“Spring Boot Security” was a hard thing for me to get myself started using. To implement it, you must first understand preliminary concepts of Spring’s “core” such as the Auto Configuration. This error is one of the longest errors I’ve ever encountered in a Java application.
org.springframework.security.config.annotation.web.configuration.WebSecurityConfigurerAdapter$AuthenticationManagerDelegator.authenticate(WebSecurityConfigurerAdapter.java:510)
When first booting up an application that imports the Spring Boot Security dependency, this error might show up if you don’t have the “UserDetails Bean” auto-configured. Today, we will talk about how I came to the solution regarding this particular statement.
The solution
First, I want to show a larger snippet of the stack trace.
org.springframework.security.config.annotation.web.configuration.WebSecurityConfigurerAdapter$AuthenticationManagerDelegator.authenticate(WebSecurityConfigurerAdapter.java:510)
at jdk.internal.reflect.GeneratedMethodAccessor75.invoke(Unknown Source)
at java.base/jdk.internal.reflect.DelegatingMethodAccessorImpl.invoke(DelegatingMethodAccessorImpl.java:43)
at java.base/java.lang.reflect.Method.invoke(Method.java:566)
at org.springframework.aop.support.AopUtils.invokeJoinpointUsingReflection(AopUtils.java:344)
at org.springframework.aop.framework.JdkDynamicAopProxy.invoke(JdkDynamicAopProxy.java:208)
at com.sun.proxy.$Proxy141.authenticate(Unknown Source)
at org.springframework.security.authentication.ProviderManager.authenticate(ProviderManager.java:201)
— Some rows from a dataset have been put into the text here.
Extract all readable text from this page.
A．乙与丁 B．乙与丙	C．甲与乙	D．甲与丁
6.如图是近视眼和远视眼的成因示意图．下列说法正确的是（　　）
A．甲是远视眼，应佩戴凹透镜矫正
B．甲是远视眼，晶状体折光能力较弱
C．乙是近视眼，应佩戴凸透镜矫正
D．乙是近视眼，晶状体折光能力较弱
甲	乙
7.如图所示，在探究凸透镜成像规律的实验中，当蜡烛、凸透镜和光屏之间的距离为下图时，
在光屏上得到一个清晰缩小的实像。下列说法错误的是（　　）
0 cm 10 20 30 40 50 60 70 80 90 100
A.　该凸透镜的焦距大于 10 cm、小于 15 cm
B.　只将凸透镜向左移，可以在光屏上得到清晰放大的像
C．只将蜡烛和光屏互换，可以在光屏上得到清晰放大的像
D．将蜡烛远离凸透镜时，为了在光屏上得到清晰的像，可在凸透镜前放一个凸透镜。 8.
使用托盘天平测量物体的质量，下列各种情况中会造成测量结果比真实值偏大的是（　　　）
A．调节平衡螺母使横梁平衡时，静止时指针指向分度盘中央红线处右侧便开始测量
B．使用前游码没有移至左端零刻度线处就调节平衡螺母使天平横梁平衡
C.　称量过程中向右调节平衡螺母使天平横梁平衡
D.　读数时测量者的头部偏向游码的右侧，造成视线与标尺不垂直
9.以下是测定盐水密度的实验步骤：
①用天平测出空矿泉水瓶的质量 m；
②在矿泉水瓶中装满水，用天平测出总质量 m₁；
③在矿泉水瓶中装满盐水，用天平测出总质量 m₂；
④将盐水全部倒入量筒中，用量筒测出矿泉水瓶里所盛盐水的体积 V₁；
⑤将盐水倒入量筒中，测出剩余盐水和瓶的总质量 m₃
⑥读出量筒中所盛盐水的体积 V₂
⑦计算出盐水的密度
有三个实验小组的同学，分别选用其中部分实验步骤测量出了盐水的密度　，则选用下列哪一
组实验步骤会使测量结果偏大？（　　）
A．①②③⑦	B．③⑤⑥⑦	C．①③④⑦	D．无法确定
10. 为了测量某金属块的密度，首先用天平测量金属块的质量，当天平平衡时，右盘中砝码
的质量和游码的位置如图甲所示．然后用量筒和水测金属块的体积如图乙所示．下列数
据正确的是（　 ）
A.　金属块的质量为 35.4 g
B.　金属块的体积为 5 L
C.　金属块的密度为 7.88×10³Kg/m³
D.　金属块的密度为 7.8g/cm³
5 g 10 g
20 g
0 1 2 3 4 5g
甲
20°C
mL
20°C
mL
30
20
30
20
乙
at org.springframework.security.config.annotation.web.configuration.WebSecurityConfigurerAdapter$AuthenticationManagerDelegator.authenticate(WebSecurityConfigurerAdapter.java:510)
As far as the browser is concerned, upon receiving this error, you might also see a response on your website that says: “Internal Server Error: 500”.
The trigger that causes this error is attempting to log in as a user to a Spring Security enabled website. I attempted to login as the administrator, and this is the message I received.
The root cause behind this particular error has to do with Spring Auto Configuration. To fix it, the first thing you have to do was select a “Spring User Details Configuration file” where you need to add some important code. It should be a file with a Java class name annotated with the Spring annotation @Configuration or @Component. I would choose a file named UserDetailsConcrete.java. I did not have this file created before enabling web security, so shortly before achieving this error I had to create this file. Be sure to place @Component at the top, and ensure the class implements the UserDetailsService interface, imported from Spring security core.
Step 2: When I insert the following method into a Spring User Details Configuration file, the problem goes away:
import org.springframework.security.core.userdetails.UserDetailsService;
import org.springframework.stereotype.Component;
import static org.springframework.security.core.userdetails.User.withUsername;
import org.springframework.security.core.userdetails.UsernameNotFoundException;
@Component
class UserDetailsConcrete implements UserDetailsService {
@Override
public UserDetails loadUserByUsername(String s) throws UsernameNotFoundException {
return UserBuilder.withUsername(username)
.password(password)
.authorities(roles)
.accountExpired(false)
.accountLocked(false)
.credentialsExpired(false)
.disabled(false)
.build();
// be sure to add code to get the username, password, and roles parameters
// you will use these to fill in parameters in when you call this method above
}
}
Explanation why this error will go away
The sole expression in this method creates what is called a “UserDetails” object, which Spring will use in its security context. Just by including this in your Spring security project, you will resolve this error. You don’t even need to call this method directly somewhere else in your application code – it gets called for you when a “UserDetails” object is needed. It is imperative that this code gets called at least once when your application wishes to create a new user and log into your Spring application.
How can you ensure that this method gets called? The answer is Spring “Auto Configuration.” Spring Auto Configuration checks your entire project for classes annotated with certain Spring annotations, including @Component. When it finds this class and this annotation, the methods inside can be used by Spring to manage essential functions that Spring Boot provides on its own, including managing logging in and logging out. UserBuilder.build() can be used to create this object using parameters normally required in such a process (username, password, and roles list).
Your job then is to ensure that before calling UserDetails, you can retrieve all three of these items. Once these parameters are set, you can use UserBuilder.build to log in.